Pestaggio sulla metro B a Roma, gli aggressori sono di Caserta




ROMA - Attimi di vero e proprio terrore quelli che hanno visto, lo scorso 18 settembre, vittime di un violento pestaggio una madre e un figlio ad opera di tre facinorosi, due dei quali sono originari di Caserta.
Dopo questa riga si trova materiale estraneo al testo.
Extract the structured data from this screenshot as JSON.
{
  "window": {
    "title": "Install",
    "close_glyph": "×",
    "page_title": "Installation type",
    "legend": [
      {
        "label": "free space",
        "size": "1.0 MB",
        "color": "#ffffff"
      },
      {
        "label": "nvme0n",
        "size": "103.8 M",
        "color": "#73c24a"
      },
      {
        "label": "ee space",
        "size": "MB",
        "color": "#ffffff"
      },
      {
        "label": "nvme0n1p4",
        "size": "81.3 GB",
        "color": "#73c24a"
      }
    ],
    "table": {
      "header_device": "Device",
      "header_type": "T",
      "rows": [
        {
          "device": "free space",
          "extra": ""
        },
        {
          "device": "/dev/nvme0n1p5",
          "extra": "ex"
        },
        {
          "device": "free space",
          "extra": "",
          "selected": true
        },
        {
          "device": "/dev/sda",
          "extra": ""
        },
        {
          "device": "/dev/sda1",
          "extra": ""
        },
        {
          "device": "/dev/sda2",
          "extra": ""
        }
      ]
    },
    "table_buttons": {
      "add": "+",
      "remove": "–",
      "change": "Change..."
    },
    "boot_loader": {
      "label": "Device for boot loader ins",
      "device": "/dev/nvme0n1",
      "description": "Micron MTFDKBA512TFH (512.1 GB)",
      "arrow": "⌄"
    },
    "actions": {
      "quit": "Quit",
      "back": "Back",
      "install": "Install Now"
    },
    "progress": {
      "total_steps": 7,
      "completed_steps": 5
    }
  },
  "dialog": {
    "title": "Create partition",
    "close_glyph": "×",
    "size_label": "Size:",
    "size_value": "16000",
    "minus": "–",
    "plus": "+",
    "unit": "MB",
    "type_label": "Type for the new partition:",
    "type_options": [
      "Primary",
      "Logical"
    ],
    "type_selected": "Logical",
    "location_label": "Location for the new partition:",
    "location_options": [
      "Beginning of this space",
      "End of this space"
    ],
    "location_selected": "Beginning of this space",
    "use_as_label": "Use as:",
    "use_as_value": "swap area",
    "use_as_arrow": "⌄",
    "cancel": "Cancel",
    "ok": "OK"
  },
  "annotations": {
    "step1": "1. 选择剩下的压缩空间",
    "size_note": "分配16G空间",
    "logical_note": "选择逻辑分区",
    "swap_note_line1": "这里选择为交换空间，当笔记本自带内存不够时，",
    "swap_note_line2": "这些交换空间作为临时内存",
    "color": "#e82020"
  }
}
Il fatto si è consumato a bordo di un vagone della Metro B di Roma, dal quale gli aggressori si sono dati alla fuga, venendo individuati poco dopo. Uno dei tre, tuttavia, è riuscito a dileguarsi, mentre per gli altri due - 25 e 27 anni, di Caserta - sono scattate le manette. L'arresto è stato convalidato dal gip Ezio Damizia, i due aggressori dovranno rispondere del reato di tentato omicidio. Contestualmente all'arresto il giudice ha anche constatato il rischio di reiterazione del reato. A testimonianza di quanto è accaduto vi sono anche delle fortissime immagini diffuse da Il Messaggero. Nel video è possibile vedere che le due vittime sono in un primo momento vicine, mentre gli aggressori distano di qualche metro e fumavano indisturbati all'interno del vagone. Il ragazzo allora decide di allontanarsi dalla madre, probabilmente per chiedere ai tre di spegnere le sigarette, decretando l'inizio delle violenze da parte del gruppetto. Il treno si ferma, uno di loro scende per poi rientrare dalla porta davanti alla quale si trovava la vittima assieme alla madre. Parte prima uno spintone, poi un pugno, che vede il ragazzo reagire con un calcio, ma non basta, la madre cerca di difenderlo, ottenendo unicamente di attirare gli altri due che prima scaraventano per terra lei, poi lui, riempiendolo di calci fino a fargli quasi perdere i sensi. Dopo l'aggressione, madre e figlio restano per terra, sotto gli occhi allibiti di alcuni altri passeggeri. Il gruppetto, intanto, approfittando del panico diffusosi si è dato alla fuga alla prima fermata utile. Solo dopo, una volta che due dei tre aggressori sono stati identificati e fermati, gli inquirenti hanno scoperto che erano appena tornati da un rave party svoltosi all'Eur, e che hanno agito sotto l'effetto di droghe pesanti. Pertanto il gip ha convalidato l'arresto dei primi due, mentre continuano le ricerche del terzo aggressore, il quale a sua volta dovrà rispondere di tentato omicidio.